Anche in questo caso «correre» è la risposta immediata ad un paradigma coinvolgente; «scalzarsi» significa togliersi i calzari, andare a piedi scalzi su quell’humus, terra, che è etimologicamente alla base del concetto di umiltà. Non a caso «umile» è per Dante il «capestro», il cordone, che cinge la famiglia dei seguaci, di cui Francesco è «padre e maestro».

Il santo di Assisi non è solo questo: è la dignità regale, con la quale presenta al papa Innocenzo III la ferma intenzione di vivere una vita dura («ma regalmente sua dura intenzione / ad Innocenzo aperse»); è il coraggio con cui ,«per la sete di martirio», predica Cristo «alla presenza del Soldan superba» (nel latino cristiano superbus è l’aggettivo che connota Satana). E’ la forza con cui accetta le stigmate a La Verna («il crudo sasso intra Tevero ed Arno») e l’aggettivo «crudo» rispecchia lo scoscendimento della montagna e il dolore indicibile delle piaghe di Cristo.

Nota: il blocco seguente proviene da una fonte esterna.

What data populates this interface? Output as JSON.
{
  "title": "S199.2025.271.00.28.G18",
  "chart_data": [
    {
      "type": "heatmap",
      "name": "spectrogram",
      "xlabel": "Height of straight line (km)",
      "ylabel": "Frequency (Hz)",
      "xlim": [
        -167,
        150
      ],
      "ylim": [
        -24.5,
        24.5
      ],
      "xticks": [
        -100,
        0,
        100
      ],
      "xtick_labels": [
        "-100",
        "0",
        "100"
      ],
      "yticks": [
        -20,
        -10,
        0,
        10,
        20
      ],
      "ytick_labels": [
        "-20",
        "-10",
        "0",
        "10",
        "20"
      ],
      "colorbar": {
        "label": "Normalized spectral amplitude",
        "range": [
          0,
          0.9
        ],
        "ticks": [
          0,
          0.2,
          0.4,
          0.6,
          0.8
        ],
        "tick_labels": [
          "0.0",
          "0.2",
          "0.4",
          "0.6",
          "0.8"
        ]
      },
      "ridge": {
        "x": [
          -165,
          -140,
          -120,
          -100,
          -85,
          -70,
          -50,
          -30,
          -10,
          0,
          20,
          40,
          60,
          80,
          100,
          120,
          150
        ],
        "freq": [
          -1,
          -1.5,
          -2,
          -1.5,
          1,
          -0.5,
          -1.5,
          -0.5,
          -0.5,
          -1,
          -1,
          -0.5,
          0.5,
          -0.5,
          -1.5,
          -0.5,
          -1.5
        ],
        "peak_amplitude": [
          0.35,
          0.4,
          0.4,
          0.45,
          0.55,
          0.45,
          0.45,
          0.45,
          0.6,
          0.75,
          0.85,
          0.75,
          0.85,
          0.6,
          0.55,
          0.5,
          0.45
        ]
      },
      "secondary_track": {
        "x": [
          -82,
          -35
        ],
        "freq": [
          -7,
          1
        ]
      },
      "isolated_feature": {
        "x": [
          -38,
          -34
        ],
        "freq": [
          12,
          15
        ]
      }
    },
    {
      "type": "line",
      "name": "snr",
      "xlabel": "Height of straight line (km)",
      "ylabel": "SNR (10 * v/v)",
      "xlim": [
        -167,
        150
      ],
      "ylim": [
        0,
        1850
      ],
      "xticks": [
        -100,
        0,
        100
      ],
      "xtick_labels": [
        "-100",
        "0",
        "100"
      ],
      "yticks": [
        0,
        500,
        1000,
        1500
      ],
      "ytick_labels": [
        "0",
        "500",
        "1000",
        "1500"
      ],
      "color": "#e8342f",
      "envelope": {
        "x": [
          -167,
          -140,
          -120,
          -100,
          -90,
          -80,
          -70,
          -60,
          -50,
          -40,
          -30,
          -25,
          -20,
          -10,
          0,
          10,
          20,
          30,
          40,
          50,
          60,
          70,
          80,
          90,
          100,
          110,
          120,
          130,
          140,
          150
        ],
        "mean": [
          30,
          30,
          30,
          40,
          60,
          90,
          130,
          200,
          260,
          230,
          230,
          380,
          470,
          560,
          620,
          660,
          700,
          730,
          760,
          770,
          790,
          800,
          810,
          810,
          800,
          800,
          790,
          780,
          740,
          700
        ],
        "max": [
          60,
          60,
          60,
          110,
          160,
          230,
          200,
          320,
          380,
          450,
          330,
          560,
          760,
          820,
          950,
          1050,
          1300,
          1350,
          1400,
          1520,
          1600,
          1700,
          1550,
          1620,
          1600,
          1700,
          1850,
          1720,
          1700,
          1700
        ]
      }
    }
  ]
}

Anche in morte domina la Povertà, che egli raccomanda e lascia in eredità ai suoi frati perché la amino. Ed è dal grembo della Povertà stessa che la sua anima volle muoversi, tornando al cielo e rifiutando ogni altra bara per il suo corpo.

Scelta radicale, certo, quella di Francesco: una scelta forte, che ci ricorda come essere cristiani sia appartenere non ad una religione di roselline e fiorellini, di immaginette edulcorate, ma ad un credo che richiede forza, abbandono alla volontà di Dio. E che soprattutto impegna a rinnovare coerentemente ogni giorno la scelta fatta. La povertà del santo può essere tradotta oggi nell’abbandono del superfluo, nel valorizzare quello che uno ha, nel condividerlo con gli altri, nel ricercare i valori veri e non l’esteriorità, l’autenticità interiore e non la bella immagine. Francesco è l’uomo che non pone l’io al centro dell’universo, ma si sente creatura fra le creature; è colui che chiama sorella e madre la terra, fratelli il sole, il fuoco e il vento, sorelle l’acqua, la luna e la morte. Una grande sfida, la sua, che solo un grande santo ha saputo raccogliere e realizzare con l’aiuto di Dio? Certo, Francesco è un unicum, ma la sua festa viene a ricordare a ciascuno di noi il difficile impegno dell’essere quotidianamente cristiani e, nella consapevolezza di essere fatti di quella terra (humus) alla quale tutti dobbiamo tornare, la grande letizia che viene dal lodare, ringraziare e servire il Signore «cum grande humilitate», consapevoli di quello che siamo, ma anche di quello che, dopo Cristo, siamo chiamati a diventare.